26 lut 2013

Garnier 72h


Witam. Dzisiaj jak widzicie będzie o antyperspirancie z Garniera. Już kilka razy zabierałam się za opisywanie tego produktu ale dopiero teraz udało mi się napisać całą notkę ;p.



Ja Garnier Minerals używałam od samego początku, gdy tylko pojawił się w sklepach. Pierwszy był oczywiście ten 24h (taki w białych opakowaniach z odkrywanym korkiem), który był ok ale nie byłam aż tak z niego zadowolona. Jak wyszła druga wersja 48h (chodzi mi o tą wersję bez okrywanego korka) to oczywiście musiałam ją mieć. Stosowałam go chyba z 2 lata i byłam przez większość czasu zadowolona. Nie wiem czy oni coś w nim zmienili, ponieważ pod koniec już nie był taki świetny dla mnie. Oczywiście zdaję sobie sprawę, że moja skóra już się do niego przyzwyczaiła, więc nie działał już tak dobrze jak na początku. Dlatego też byłam zadowolona faktem, ze Garnier wyprodukował wersję 72h, której nie mogłam sobie odpuścić. No z tym produktem się nie zaprzyjaźniłam a szkoda bo dobrze się zapowiadało.

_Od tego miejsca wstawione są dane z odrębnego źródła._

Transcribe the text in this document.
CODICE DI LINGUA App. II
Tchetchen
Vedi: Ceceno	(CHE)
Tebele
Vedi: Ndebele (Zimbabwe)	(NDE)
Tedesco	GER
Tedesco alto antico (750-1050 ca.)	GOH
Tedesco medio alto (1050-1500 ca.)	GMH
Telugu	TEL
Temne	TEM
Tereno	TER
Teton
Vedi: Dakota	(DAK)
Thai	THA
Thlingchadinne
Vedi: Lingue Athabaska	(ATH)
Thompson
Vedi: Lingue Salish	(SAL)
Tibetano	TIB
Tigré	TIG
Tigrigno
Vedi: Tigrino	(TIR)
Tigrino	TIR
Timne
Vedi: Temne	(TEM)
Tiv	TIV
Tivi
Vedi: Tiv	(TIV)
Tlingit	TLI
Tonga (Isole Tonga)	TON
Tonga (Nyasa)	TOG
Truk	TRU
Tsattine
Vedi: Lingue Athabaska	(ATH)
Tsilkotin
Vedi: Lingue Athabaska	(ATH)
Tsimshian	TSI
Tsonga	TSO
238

Preparat ten przyjemnie pachnie. Jest to zapach dość intensywny i gdy go używałam to gryzł się z perfumami, co jest trochę na minus. Daje on poczucie komfortu. Zużyłam dwie sztuki i niestety więcej go nie kupię. Używałam go w lecie podczas  upałów. Ja w pracy musiałam nosić fartuch. Po całym dniu czułam się świeżo i na szczęście nie miałam przepoconego ani fartucha, ani bluzki. Tak samo było poza pracą. Jednak po pewnym czasie zauważyłam, że gdy mam bluzkę z rękawkiem to niby nie była spocona ale w materiał dosłownie jakby wgryzł się zapach potu. Piszę, ze się wgryzł ponieważ nawet po praniu nie chciał ten brzydki zapach zejść. Wiecie dla mnie to trochę dziwne, niby działa świetnie a tu takie coś. Zauważyłam też minimalne żółte plamy na białej bluzce. Akurat może nie jestem w 100% pewna czy to od niego ale nie mam innego wyjaśnienia od czego to może być. Opakowanie jest przyjemne dla oka.

Podsumowując - ja początkowo byłam zachwycona ale nie dopierające się ubrania pod pachami mnie zniechęcają od tego antyperspirantu. Niestety ale ja nie kupię go ponownie. Nie będę pisać czy polecam czy nie bo może tylko ja z nim mam.

Dajcie znać czy miałyście już go i jak się u Was sprawował. Pozdrawiam :)

5 komentarzy:

  1. Nie miałam, ale z uwagi na te plamy i nie dopieranie się ubrań na pewno nie kupię

    OdpowiedzUsuń
  2. Te plamy to od niego na 100%, miałam podobne przypadki z drogeryjnymi antyperspirantami i z tego powodu przerzuciłam się na apteczne ;)

    OdpowiedzUsuń
    Odpowiedzi
    1. Wiesz przy wcześniejszych wersjach niczego takiego nie było, dopiero ten Garnier tak robi. Tak samo Adidas nie robi żadnych plam, więc nie mogę powiedzieć że wszystkie drogeryjne antyperspiranty tak robią. A jakie polecasz apteczne dezodoranty?